说完他连忙低头,掩盖下自己因这共享的“头一次”而不由加深上扬弧度的唇角。
可这点小动作怎可能瞒得过许听澜。他轻“嗯”了声,没过多解释,只接过酒盏,敬向自家徒弟:“敬三千日。”
莫子占酒没喝上,脸就先一步泛出红云,揣着满腔不可言明的欲念,慌忙地双手捧杯与许听澜相碰。
“敬师徒缘。”
他这般说着心里想的却是对坐共饮,赏花聊月,是知交,甚至……是道侣间才会一同做的事。他不敢,也从未想过要直抒心中对许听澜的隐晦思绪,可他总忍不住存一点小私心。
然而当私心得到满足,满心雀跃就会烧得人直犯迷糊,行些放肆的事。
莫子占这回也是第一次喝酒。在忍过酒酿最初的火辣后,那在口腔中渐渐升起的甘甜很快就让他得了趣,一口接一口地抿了起来,抿到见了杯底,又当着师长的面,鬼鬼祟祟地给自己重新倒满。

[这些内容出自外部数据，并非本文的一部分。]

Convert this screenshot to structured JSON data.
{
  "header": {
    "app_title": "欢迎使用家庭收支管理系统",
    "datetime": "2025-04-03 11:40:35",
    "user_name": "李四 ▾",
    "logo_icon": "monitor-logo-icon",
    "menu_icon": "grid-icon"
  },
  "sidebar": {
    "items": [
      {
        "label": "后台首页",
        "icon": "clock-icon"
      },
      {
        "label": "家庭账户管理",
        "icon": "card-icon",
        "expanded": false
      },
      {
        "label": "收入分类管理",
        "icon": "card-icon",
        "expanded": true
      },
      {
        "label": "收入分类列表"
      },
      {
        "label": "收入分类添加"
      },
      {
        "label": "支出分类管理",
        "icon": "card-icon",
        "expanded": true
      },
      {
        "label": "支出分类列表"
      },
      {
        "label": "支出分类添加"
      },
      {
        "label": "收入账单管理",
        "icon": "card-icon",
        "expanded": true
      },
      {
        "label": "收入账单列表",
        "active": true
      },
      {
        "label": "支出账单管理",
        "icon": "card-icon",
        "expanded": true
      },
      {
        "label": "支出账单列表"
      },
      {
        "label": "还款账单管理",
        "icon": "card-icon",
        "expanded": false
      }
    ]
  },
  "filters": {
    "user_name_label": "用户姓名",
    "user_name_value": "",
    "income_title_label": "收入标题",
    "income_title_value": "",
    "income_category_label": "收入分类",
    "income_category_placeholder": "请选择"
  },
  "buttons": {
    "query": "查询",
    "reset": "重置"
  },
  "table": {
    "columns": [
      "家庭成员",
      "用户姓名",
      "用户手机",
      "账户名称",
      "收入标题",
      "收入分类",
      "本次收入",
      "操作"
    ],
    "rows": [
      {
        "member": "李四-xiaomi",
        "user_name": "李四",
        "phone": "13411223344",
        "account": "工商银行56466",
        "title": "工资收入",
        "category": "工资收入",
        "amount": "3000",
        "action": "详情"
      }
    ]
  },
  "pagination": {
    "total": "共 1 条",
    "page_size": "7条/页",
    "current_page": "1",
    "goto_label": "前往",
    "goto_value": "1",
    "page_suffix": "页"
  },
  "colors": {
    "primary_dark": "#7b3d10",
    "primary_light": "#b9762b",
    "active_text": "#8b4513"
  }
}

想着,反正从前那么多酷刑落在身上他都能熬过,一杯小小的酒,还能怎么着他。
不料仅是三杯入肚,莫子占就开始烧红了一张脸。
他开始抱着酒壶不肯撒手,又给自己灌了两杯,人彻底天旋地转了起来,再也辨不清东西南北,飞禽走兽,眼前只剩下一个许听澜,踩着浮光幻影向他走来,用无比动听嗓音唤着他的名字,让他回房歇息。
可他不想回去,他还想继续“小酌”下去。
于是他一脸正色说:“师尊……唔,你好吵。”
莫子占大概是这天底下第一个,也是唯一一个会说许听澜吵的人了。
末了,又像个浪荡子般,吐出一句:“不过嘛……你这么好看,我还是能,能忍忍的。”
往常莫子占这人基本只会在外头横,每每进了窝,就会软绵绵地缩成一团,或翻出肚皮来,讨好着等师尊过来给他顺毛。
但那日,在头晕目眩下,他总感觉自己已然深陷睡梦中。
幻梦浮沉皆由我主宰。
既然是梦,那他当然可以为所欲为。
能烧仙人肚的酒水流到胆里,将他的胆给撑大了,还把他藏在内里的张狂给掀开一个角,莫子占贼心大起,猛地站起身。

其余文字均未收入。